Please note that the statute does not require that the Plaintiff's believe be reasonable or in good faith - it merely states that he must believe it."
Also, Bright said Westmoreland's case that he believed he could proceed without a certificate of merit is supported by Vaidya's own actions. In his brief, Bright says Vaidya, as required by statute, did not respond in writing to Westmoreland's notice within 30 days to express any objections.
"By choosing not to comply with the requirements of the MPLA, Defendant Vaidya waived his objection to the certificate of merit requirement," Bright wrote.
"Further, the Defendant's failure to timely file an answer should have resulted in a default judgment against the Defendant."
Furthermore, Westmoreland went the extra mile by seeking urologist who possibly would agree to sign a certificate of merit. When he found the $40,000 fee they wanted objectionable, Bright said Westmoreland fell back to his common-law argument.
"The consequences of such a fee would clearly restrict or deny citizens' access to the courts," Bright wrote.
Based mostly on Vaidya's failure to reply to Westmoreland's initial complaint, Bright asked Kaufman reinstate Westmoreland's complaint so that his claims could "be decided on their merits - without requiring the Plaintiff to file a Certificate of Merit."

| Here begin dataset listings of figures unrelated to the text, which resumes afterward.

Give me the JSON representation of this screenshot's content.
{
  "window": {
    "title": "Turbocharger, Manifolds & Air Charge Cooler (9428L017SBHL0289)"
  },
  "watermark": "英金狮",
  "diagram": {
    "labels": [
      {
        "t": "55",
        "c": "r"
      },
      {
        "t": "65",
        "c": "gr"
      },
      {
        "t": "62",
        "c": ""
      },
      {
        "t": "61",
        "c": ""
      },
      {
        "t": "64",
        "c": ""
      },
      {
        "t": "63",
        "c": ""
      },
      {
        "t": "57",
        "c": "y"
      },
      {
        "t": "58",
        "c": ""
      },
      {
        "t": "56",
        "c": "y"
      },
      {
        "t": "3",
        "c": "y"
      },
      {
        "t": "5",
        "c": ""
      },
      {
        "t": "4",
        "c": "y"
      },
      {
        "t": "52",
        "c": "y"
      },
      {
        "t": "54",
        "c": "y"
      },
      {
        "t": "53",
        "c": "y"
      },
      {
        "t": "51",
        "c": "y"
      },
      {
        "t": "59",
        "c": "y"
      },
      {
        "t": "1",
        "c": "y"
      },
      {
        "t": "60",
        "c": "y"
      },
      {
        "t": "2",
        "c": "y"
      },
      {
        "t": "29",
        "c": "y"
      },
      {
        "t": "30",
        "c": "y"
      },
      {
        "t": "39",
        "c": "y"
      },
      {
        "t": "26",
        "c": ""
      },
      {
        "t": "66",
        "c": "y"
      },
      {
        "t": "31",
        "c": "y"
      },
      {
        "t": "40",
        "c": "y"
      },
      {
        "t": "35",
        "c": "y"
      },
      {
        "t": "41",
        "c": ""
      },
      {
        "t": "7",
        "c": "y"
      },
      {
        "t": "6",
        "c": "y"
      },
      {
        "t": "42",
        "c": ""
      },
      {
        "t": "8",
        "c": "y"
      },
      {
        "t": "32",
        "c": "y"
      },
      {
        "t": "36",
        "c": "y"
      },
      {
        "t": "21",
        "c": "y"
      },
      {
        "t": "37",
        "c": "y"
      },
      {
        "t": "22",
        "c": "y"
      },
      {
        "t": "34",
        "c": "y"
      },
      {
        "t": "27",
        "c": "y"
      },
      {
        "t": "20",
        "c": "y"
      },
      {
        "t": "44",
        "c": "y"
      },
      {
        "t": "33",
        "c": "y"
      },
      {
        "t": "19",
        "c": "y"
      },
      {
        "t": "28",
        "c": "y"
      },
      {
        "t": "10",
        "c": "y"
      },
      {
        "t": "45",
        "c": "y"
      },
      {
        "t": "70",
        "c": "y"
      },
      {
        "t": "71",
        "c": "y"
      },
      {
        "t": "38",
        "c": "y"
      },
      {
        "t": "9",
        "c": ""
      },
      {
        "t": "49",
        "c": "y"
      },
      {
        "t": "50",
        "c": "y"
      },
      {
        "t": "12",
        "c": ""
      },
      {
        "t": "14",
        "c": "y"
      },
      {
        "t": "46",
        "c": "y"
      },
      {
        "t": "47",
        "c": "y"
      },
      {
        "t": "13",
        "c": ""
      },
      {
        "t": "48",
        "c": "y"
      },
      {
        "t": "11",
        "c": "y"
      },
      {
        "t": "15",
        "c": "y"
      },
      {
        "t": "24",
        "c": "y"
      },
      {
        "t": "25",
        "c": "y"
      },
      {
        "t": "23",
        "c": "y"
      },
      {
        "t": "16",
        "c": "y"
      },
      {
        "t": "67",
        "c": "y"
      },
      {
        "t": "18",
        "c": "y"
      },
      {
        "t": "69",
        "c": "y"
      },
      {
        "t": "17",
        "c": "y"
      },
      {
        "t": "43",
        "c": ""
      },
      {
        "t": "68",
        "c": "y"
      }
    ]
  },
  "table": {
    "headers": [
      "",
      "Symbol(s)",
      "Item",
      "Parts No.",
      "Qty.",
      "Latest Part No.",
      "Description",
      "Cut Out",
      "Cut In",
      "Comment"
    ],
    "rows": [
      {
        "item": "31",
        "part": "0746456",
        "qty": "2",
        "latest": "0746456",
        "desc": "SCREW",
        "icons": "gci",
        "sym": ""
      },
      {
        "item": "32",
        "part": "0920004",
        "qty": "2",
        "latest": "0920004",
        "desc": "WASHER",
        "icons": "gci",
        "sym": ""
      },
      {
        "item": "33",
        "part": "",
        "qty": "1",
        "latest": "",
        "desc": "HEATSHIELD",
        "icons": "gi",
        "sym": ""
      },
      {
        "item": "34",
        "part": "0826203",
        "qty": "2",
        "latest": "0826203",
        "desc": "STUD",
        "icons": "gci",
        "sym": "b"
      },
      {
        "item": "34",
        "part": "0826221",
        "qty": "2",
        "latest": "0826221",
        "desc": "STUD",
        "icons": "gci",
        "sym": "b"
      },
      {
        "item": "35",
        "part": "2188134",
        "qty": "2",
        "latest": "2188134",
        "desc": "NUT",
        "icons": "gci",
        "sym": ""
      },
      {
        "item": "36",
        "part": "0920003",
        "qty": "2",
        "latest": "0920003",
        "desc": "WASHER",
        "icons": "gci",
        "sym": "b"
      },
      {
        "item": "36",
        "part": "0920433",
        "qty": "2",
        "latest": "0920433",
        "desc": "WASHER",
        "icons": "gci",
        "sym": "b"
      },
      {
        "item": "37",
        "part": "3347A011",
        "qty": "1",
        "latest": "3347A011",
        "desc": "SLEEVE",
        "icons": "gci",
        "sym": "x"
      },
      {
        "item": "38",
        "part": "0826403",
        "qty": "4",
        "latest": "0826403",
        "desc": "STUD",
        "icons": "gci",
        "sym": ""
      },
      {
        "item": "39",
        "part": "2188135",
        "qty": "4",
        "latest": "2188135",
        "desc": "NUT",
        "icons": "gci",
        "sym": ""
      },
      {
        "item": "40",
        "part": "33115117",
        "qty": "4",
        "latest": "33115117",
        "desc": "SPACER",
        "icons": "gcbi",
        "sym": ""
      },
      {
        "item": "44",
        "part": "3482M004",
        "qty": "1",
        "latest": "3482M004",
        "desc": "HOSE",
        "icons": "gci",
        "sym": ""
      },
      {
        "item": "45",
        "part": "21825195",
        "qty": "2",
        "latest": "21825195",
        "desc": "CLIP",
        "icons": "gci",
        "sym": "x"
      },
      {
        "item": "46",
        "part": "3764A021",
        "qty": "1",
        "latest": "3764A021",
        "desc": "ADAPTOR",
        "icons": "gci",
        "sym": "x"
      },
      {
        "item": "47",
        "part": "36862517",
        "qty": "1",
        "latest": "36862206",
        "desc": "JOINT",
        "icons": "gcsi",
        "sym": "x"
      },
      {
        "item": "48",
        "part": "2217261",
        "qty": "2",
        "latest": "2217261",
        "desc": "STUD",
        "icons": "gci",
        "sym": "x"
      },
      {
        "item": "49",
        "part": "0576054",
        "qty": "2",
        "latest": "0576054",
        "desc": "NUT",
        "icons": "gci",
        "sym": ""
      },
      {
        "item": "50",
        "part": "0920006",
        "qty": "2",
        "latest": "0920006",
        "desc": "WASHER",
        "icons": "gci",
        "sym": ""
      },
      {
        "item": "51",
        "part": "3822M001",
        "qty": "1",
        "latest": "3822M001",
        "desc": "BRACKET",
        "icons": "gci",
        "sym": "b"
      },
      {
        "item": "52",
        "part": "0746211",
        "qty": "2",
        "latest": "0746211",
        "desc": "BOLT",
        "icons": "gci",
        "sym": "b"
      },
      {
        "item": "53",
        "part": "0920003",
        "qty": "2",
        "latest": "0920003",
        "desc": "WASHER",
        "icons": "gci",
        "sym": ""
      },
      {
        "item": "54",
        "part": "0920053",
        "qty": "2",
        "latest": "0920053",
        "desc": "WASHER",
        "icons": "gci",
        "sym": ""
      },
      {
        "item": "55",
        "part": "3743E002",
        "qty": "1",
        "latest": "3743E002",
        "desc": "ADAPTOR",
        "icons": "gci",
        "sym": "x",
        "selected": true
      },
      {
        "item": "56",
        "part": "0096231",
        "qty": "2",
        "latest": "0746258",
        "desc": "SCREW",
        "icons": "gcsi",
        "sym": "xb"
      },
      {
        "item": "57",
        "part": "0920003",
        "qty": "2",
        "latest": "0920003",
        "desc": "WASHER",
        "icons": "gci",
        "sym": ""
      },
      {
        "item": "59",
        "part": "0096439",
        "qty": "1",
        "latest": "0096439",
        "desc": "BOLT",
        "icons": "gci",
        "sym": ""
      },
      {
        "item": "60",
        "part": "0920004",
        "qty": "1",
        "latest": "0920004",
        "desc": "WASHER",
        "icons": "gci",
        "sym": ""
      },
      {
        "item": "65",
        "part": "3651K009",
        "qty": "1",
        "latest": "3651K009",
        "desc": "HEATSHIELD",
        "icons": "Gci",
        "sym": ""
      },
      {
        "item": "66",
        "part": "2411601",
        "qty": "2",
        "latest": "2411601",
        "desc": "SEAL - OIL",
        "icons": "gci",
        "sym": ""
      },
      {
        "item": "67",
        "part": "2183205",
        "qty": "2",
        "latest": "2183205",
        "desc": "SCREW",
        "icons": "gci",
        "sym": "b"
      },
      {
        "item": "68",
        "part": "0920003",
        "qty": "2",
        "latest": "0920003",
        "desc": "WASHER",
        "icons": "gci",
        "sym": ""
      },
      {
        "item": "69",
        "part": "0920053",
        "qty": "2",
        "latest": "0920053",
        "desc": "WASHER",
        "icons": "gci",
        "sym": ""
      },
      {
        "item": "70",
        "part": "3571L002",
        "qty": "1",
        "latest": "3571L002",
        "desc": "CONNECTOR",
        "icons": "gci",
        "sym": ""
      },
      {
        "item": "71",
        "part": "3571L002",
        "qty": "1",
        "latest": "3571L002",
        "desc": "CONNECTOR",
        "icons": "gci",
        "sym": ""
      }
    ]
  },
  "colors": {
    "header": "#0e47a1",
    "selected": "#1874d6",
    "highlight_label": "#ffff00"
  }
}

As an alternate consideration, Bright asked that Kaufman reinstate the suit, and give Westmoreland 30 days so he "may have a second opportunity to attempt to obtain a certificate of merit."
If Westmoreland could not obtain a certificate within the 30 days, Bright said, "the Court then could properly dismiss the Plaintiff's claims."
No date has been set as to when Kaufman may rule on the motion, or hold a hearing for additional arguments.